Гумилев очень похвалил его стихи:

Я плохо жил,
Я время лил, как воду —

и второе, начинавшееся:

То не ангелы, то утки
Над рекой летят.

– Вполне хорошо и, главное, не банально! – одобрил он важно.

Очень похвалил он и Вову Познера, хорошенького черноглазого, черноволосого мальчика, даже еще более картавого, чем я.

Особенно ему понравились стихи Лунца. Впрочем, Лева Лунц не только нравился, но и поражал своей даровитостью – в Студии и в университете. Он уже был студентом.

В тот день читала и я свой, уже заранее, в «Живом слове», одобренный Гумилевым сонет:

Всегда всему я здесь была чужою,
Уж вечность без меня жила земля,
Народы гибли и цвели поля,
Построили и разорили Трою…

и так далее.

Вот это «построили и разорили Трою» и заслужило одобрение Гумилева.

– Сколько раз говорили о разорении Трои, и никто, кроме вас, не вспомнил, что ее и «построили».

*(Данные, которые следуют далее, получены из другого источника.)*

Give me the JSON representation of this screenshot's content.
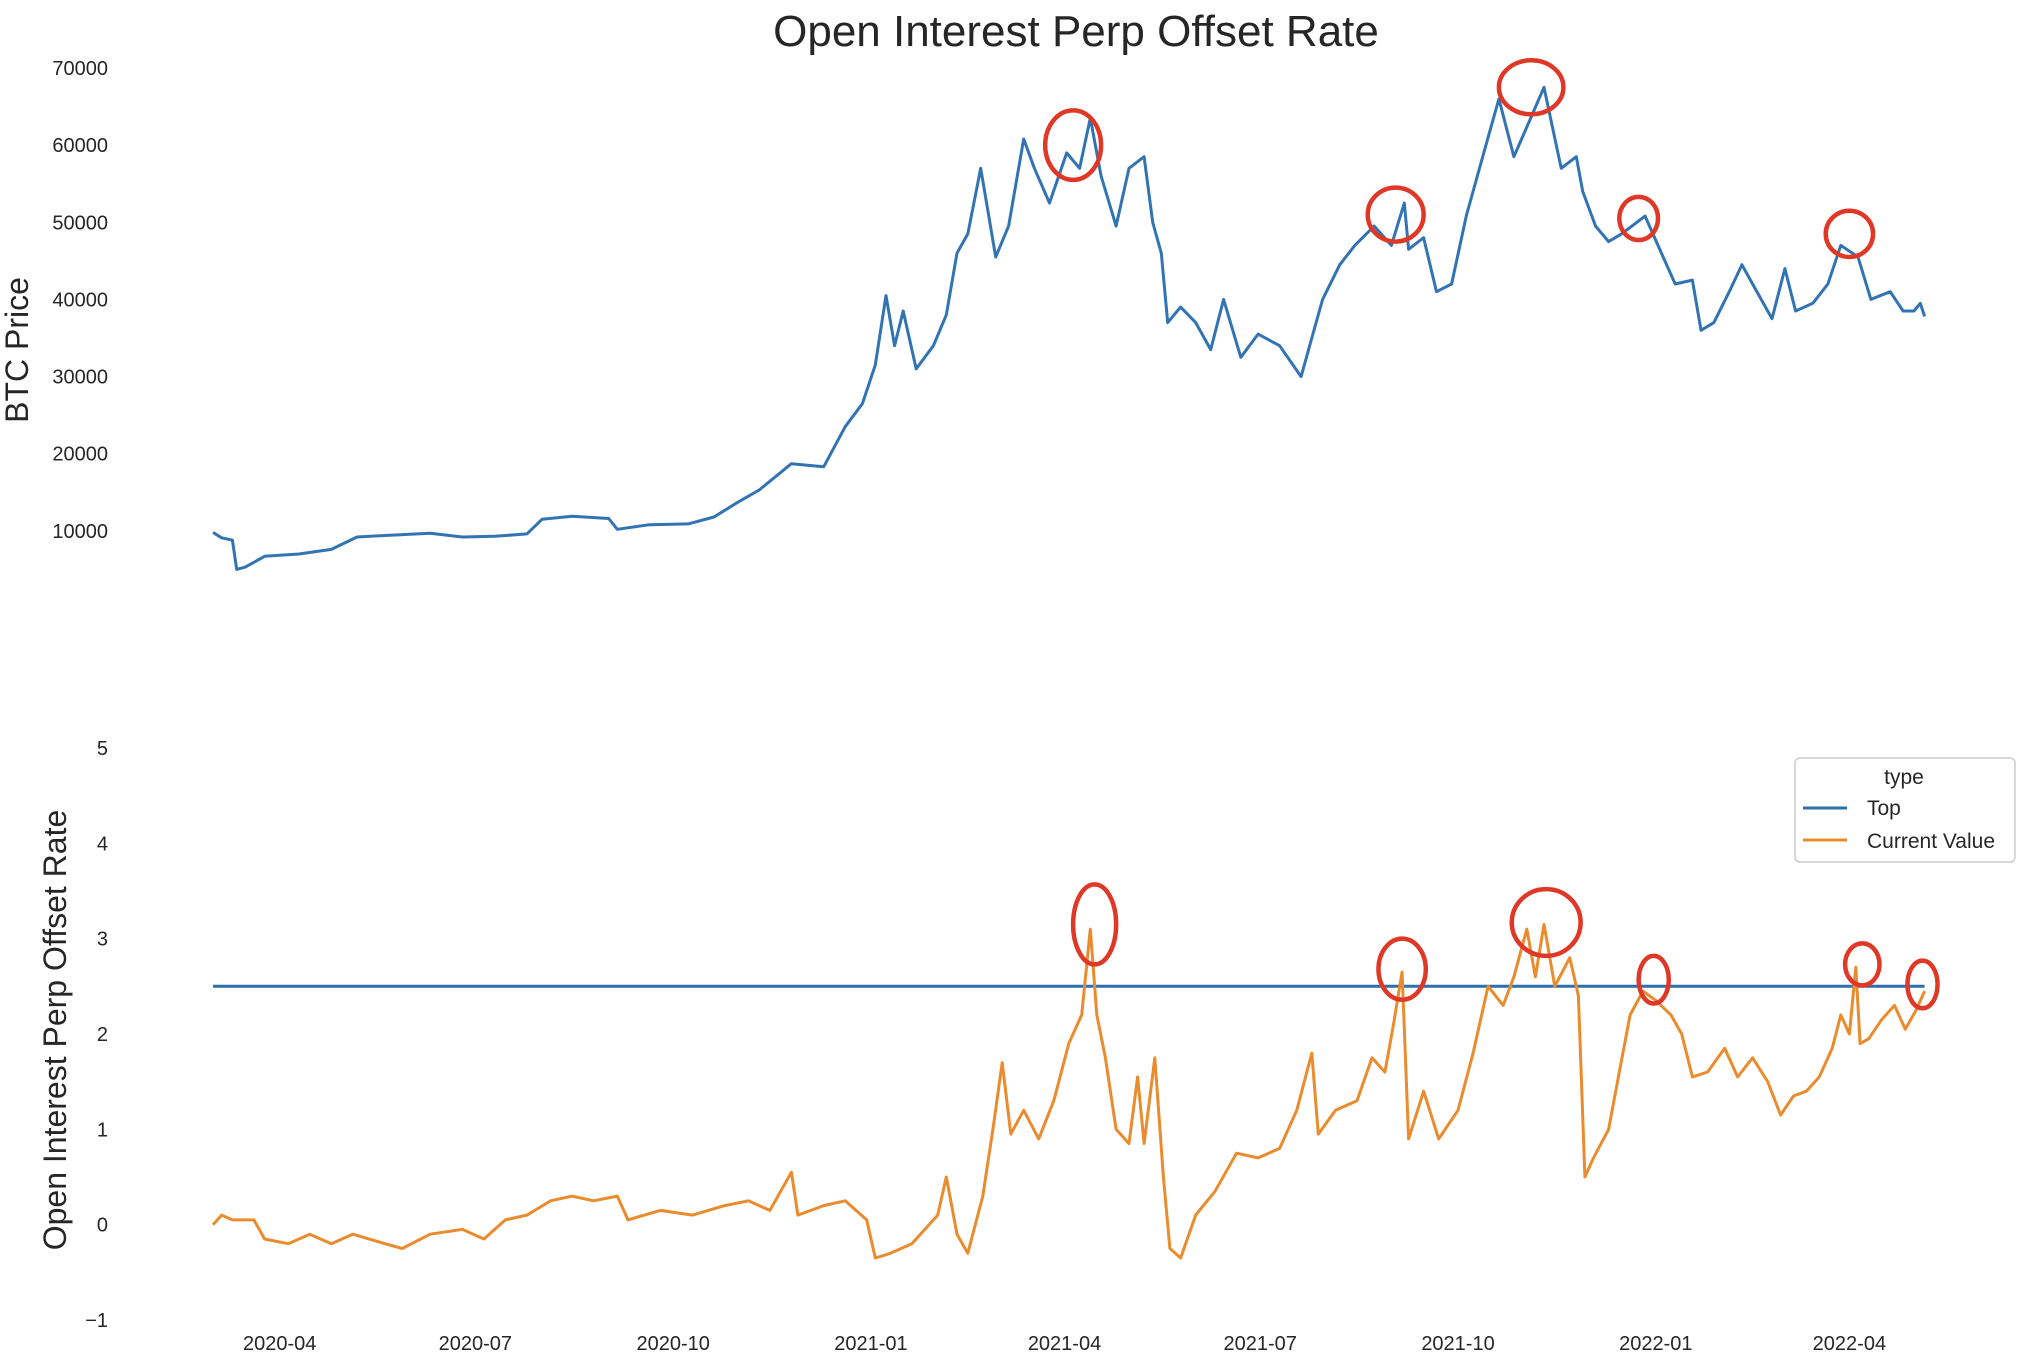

В тот день читались, конечно, и очень слабые стихи, но Гумилев воздерживался от насмешек и убийственных приговоров, ограничиваясь только кратким: «Спасибо. Следующий», – и отметкой на лежавшем перед ним листке.

Когда мы все – нас было не больше двадцати – прочли свои стихи, Гумилев объявил, что поделил нас на две группы – для успешности занятий. Я вместе с Чуковским, Познером и Лунцем попала в первую группу.

Но, забегая вперед, должна сказать, что и в Студии, вначале, как и в «Живом слове», из лекций и практических занятий Гумилева получалось немного.

Хотя Гумилев победил уже свою застенчивость и сумел отделаться от «бесчеловечной жестокости выносимых им приговоров», но он еще не понимал своей аудитории, недооценивал ее критического отношения и ее умственного развития. Он старался во что бы то ни стало поразить ее воображение и открыть перед ней еще неведомые горизонты. Он не умел найти нужного тона и держался необычайно важно и торжественно.

И в Студии многие не выдерживали его «учебы». С каждой лекцией у Гумилева становилось все меньше слушателей.

Но Гумилев, сохраняя олимпийское величие, оглядывал редеющие ряды своих слушателей:

– Я очень рад, что никчемный элемент отпадает сам собой. Много званых, мало избранных, – и он поднимал, как бы призывая небо в свидетели, свою узкую руку.

В Студии занятия происходили ежедневно, и я, при всем желании, не могла совмещать их с «Живым словом». Надо было сделать выбор. И я, конечно, выбрала Студию.

Все же я не порывала с «Живым словом» совсем, по-прежнему занимаясь ритмической гимнастикой, постановкой голоса… Гумилев продолжал свои лекции и практические занятия, в «Живом слове» до конца 1920 года у него оставалось всего три-четыре слушателя – включая меня, бессменно присутствовавшую на его лекциях и занятиях.

К концу своей жизни он стал одним из самых популярных лекторов и всецело овладел искусством подчинять себе аудиторию.

Но это было зимой 1920–1921 года. Теперь же шло лето 19-го. Очень жаркое лето. Дни казались бесконечно длинными.

Летнее время было декретом отодвинуто на целых три часа назад, и утро нормально начиналось с восходом солнца, а день кончался в 9 часов вечера Это было удобно, мы все лето обходились без освещения, что придавало жизни какой-то фантастический оттенок, какой-то налет нереальности. Дни были удивительно голубые, поместительные, длинные, глубокие и высокие. В них как будто незримо присутствовало и четвертое измерение.

Казалось, что трех измерений для них, как и для всего тогда происходившего, мало.

На Невском между торцами зеленела трава. В сквере напротив нашего блока домов Бассейной, как и в Таврическом саду, щелкали соловьи. Соловьи залетали даже в деревья под наши окна.